Mit Pilzen und Sahne: Frische Pfifferlinge in Sahnesauce sind die perfekte Begleitung zu Schupfnudeln. Die knusprigen Nudeln tauchen in die cremige Sauce ein — eine herbstliche Traumkombination.

Aus dem Ofen: Die gekochten Schupfnudeln mit Sahne und Käse in eine Auflaufform geben und bei 200 °C überbacken, bis die Oberfläche goldbraun ist.

Die Geschichte der Schupfnudeln

Schupfnudeln sind eine der ältesten Nudelformen Süddeutschlands. Der Name leitet sich vom schwäbischen Wort schupfen ab, was rollen oder schieben bedeutet — eine Beschreibung der Handbewegung, mit der die Nudeln geformt werden.

Ursprünglich wurden Schupfnudeln aus einfachem Mehlteig hergestellt — Kartoffeln kamen erst im 18. Jahrhundert hinzu, nachdem die Knolle aus Südamerika ihren Weg in europäische Küchen gefunden hatte. In manchen Regionen heißen sie Baunzen, Bubespitzle oder Kartoffelnudeln.

Der Legende nach sollen Schupfnudeln im Dreißigjährigen Krieg entstanden sein, als die Bevölkerung aus den wenigen verfügbaren Zutaten sättigende Gerichte erfinden musste.
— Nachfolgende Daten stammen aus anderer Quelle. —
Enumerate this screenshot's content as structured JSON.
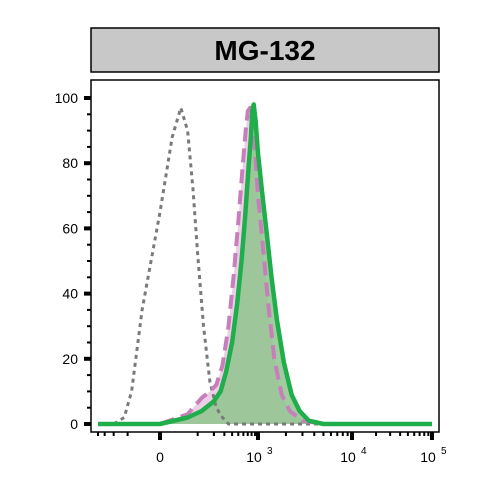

Ob das stimmt, lässt sich nicht belegen — fest steht aber, dass Schupfnudeln seit Jahrhunderten zum Grundrepertoire der schwäbischen und fränkischen Küche gehören.


Warum sollten die Kartoffeln am Vortag gekocht werden?

Über Nacht verlieren die Kartoffeln im Kühlschrank Feuchtigkeit. Je trockener die Kartoffelmasse, desto weniger Mehl braucht der Teig — und weniger Mehl bedeutet mehr Kartoffelgeschmack und eine bessere Konsistenz. Frisch gekochte Kartoffeln sind zu feucht und machen den Teig klebrig. Wenn es schnell gehen muss: die gekochten Kartoffeln ohne Deckel ausdampfen lassen.


Welche Kartoffeln eignen sich für Schupfnudeln?

Mehligkochende Kartoffeln sind die einzig richtige Wahl. Sie haben weniger Feuchtigkeit und mehr Stärke, was den Teig besser zusammenhält. Festkochende Kartoffeln enthalten zu viel Wasser und ergeben einen klebrigen, schwer formbaren Teig. Bewährte Sorten sind Adretta, Augusta oder Bintje.


Kann man Schupfnudeln auf Vorrat machen?

Ja, Schupfnudeln lassen sich hervorragend vorbereiten. Nach dem Kochen auf einem bemehlten Brett nebeneinander legen und komplett auskühlen lassen. Dann auf einem Blech einfrieren und die gefrorenen Nudeln in Beutel umfüllen. So halten sie bis zu 3 Monate. Zum Servieren direkt gefroren in die Butterpfanne geben.


Warum zerfallen meine Schupfnudeln beim Kochen?

Die häufigsten Ursachen: zu wenig Mehl im Teig, zu kräftig kochendes Wasser oder zu lange Kochzeit. Das Wasser sollte nur leicht sieden, nicht sprudelnd kochen. Die Nudeln sind fertig, sobald sie an die Oberfläche steigen — dann sofort herausnehmen. Wenn der Teig zu weich ist, etwas mehr Mehl einarbeiten, aber vorsichtig dosieren.